Jobs and air routes face the axe. Ryanair to cut Belgian operations if Brussels doubles aviation taxes.
Ryanair to slash Belgium operation if taxes are doubled
European low cost carrier Ryanair has reiterated its intention to cut up to one million seats and move 20 routes from its Belgian Winter 26/27 schedule if the federal government in Brussels’ restated intention to hike aviation taxes goes ahead. Five of the airline’s aircraft based at Charleroi Airport could be withdrawn by Ryanair in such a scenario, as well the loss of over a hundred jobs at Charleroi airport alone.
The federal government in Brussels recently affirmed its decision to double its aviation tax to €10 per departing passenger from 2027. The tax applies on flights exceeding 500km.

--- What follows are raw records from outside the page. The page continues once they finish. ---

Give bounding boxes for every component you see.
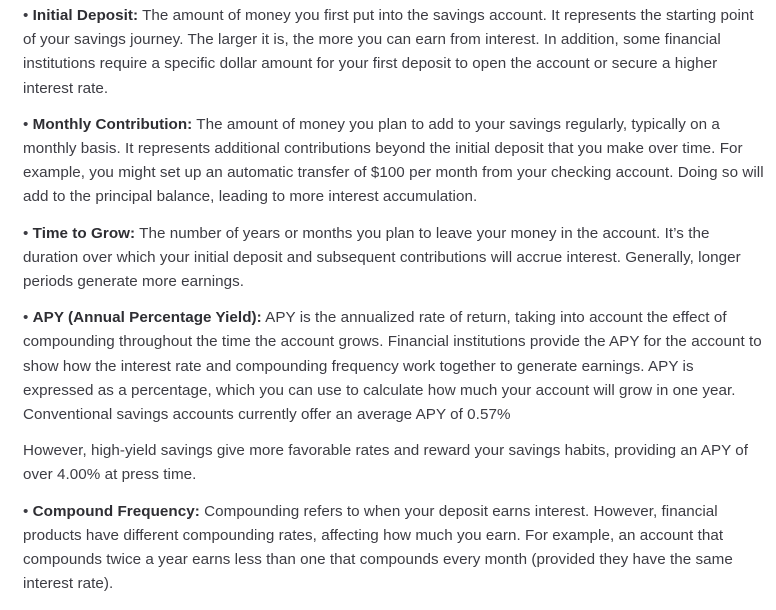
definition-text: APY is the annualized rate of return, taking into account the effect of compounding throughout the time the account grows. Financial institutions provide the APY for the account to show how the interest rate and compounding frequency work together to generate earnings. APY is expressed as a percentage, which you can use to calculate how much your account will grow in one year. Conventional savings accounts currently offer an average APY of 0.57% — [23, 309, 762, 424]
term-time-to-grow: Time to Grow: — [32, 224, 136, 242]
definition-initial-deposit — [23, 4, 766, 101]
term-monthly-contribution: Monthly Contribution: — [32, 115, 193, 133]
definition-text: The amount of money you plan to add to your savings regularly, typically on a monthly basis. It represents additional contributions beyond the initial deposit that you make over time. For example, you might set up an automatic transfer of $100 per month from your checking account. Doing so will add to the principal balance, leading to more interest accumulation. — [23, 115, 764, 206]
definition-apy — [23, 306, 766, 427]
bullet-icon: • — [23, 115, 29, 133]
bullet-icon: • — [23, 224, 29, 242]
definition-monthly-contribution — [23, 113, 766, 210]
bullet-icon: • — [23, 309, 29, 327]
high-yield-note — [23, 439, 766, 487]
definition-text: The number of years or months you plan to leave your money in the account. It’s the duration over which your initial deposit and subsequent contributions will accrue interest. Generally, longer periods generate more earnings. — [23, 224, 741, 291]
term-compound-frequency: Compound Frequency: — [32, 502, 200, 520]
paragraph-text: However, high-yield savings give more favorable rates and reward your savings habits, providing an APY of over 4.00% at press time. — [23, 442, 749, 484]
term-initial-deposit: Initial Deposit: — [32, 7, 139, 24]
bullet-icon: • — [23, 7, 29, 24]
definition-time-to-grow — [23, 222, 766, 295]
definition-compound-frequency — [23, 500, 766, 597]
definition-text: Compounding refers to when your deposit earns interest. However, financial products have different compounding rates, affecting how much you earn. For example, an account that compounds twice a year earns less than one that compounds every month (provided they have the same interest rate). — [23, 502, 733, 593]
term-apy: APY (Annual Percentage Yield): — [32, 309, 262, 327]
bullet-icon: • — [23, 502, 29, 520]
definition-text: The amount of money you first put into the savings account. It represents the starting point of your savings journey. The larger it is, the more you can earn from interest. In addition, some financial institutions require a specific dollar amount for your first deposit to open the account or secure a higher interest rate. — [23, 7, 754, 97]
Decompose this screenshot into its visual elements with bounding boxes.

“The only variable cost is access costs: government taxes, airport charges and handling fees,” said Ryanair DAC chief executive Eddie Wilson. “We are not going to add capacity in airports, regions or countries where those costs are increasing.”

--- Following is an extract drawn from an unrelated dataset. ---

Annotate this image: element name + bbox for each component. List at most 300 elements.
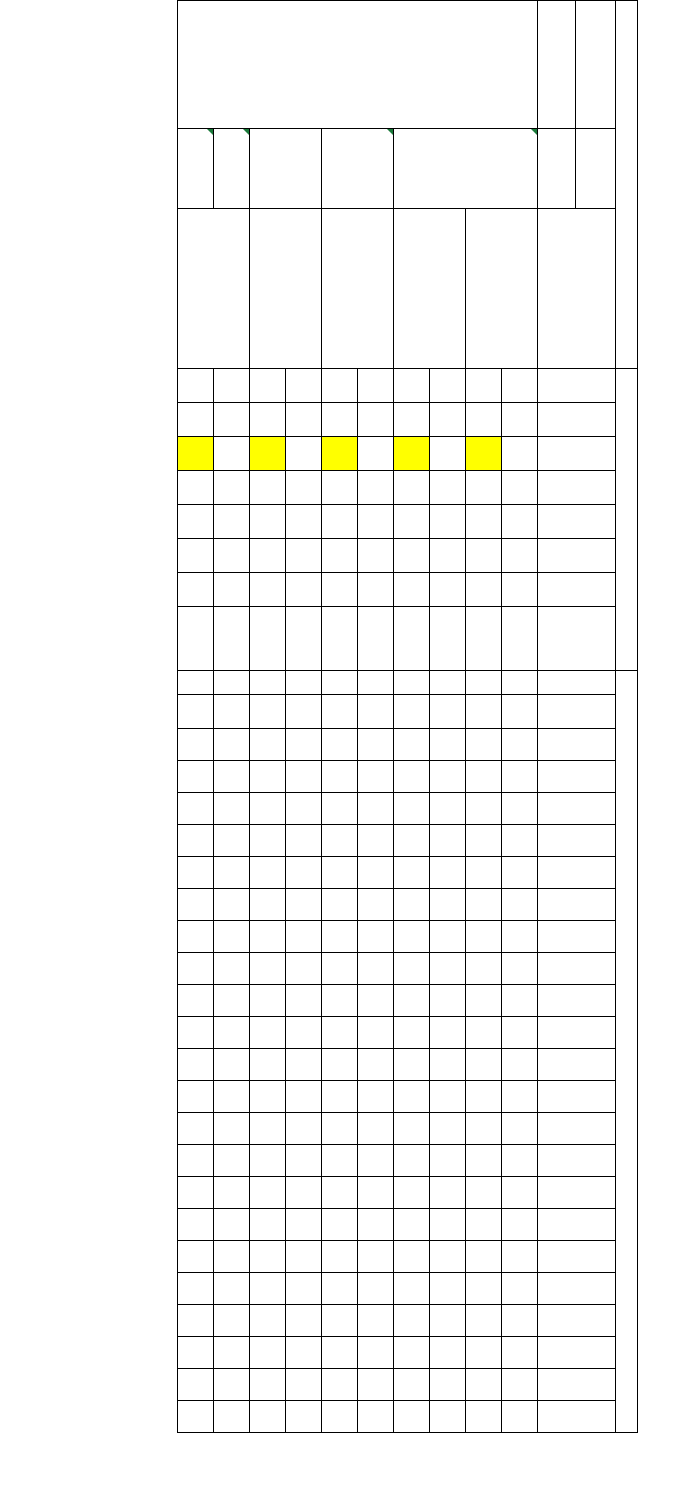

Ryanair had warned back in December that significant increase to access costs would make Belgium completely uncompetitive compared to other markets like Sweden, Hungary, Italy, and Slovakia, where government were abolishing aviation taxes to drive traffic, tourism, and jobs.
Ryanair has since been lobbying Belgium’s prime minister De Wever, transport minister Crucke, Wallonia minister of airports, Cécile Neven, and the mayor of Charleroi, Thomas Dermine, calling for the reversal of the proposed aviation tax increases.
Charleroi is one of Ryanair’s larger bases, built up by the airline over 30 years and CEO Michael O’Leary told media that Ryanair would not completely close its base there, but did confirm that 20 routes would be scrapped, 15 at Charleroi and five at Zaventem representing a potential loss of two million passengers per year.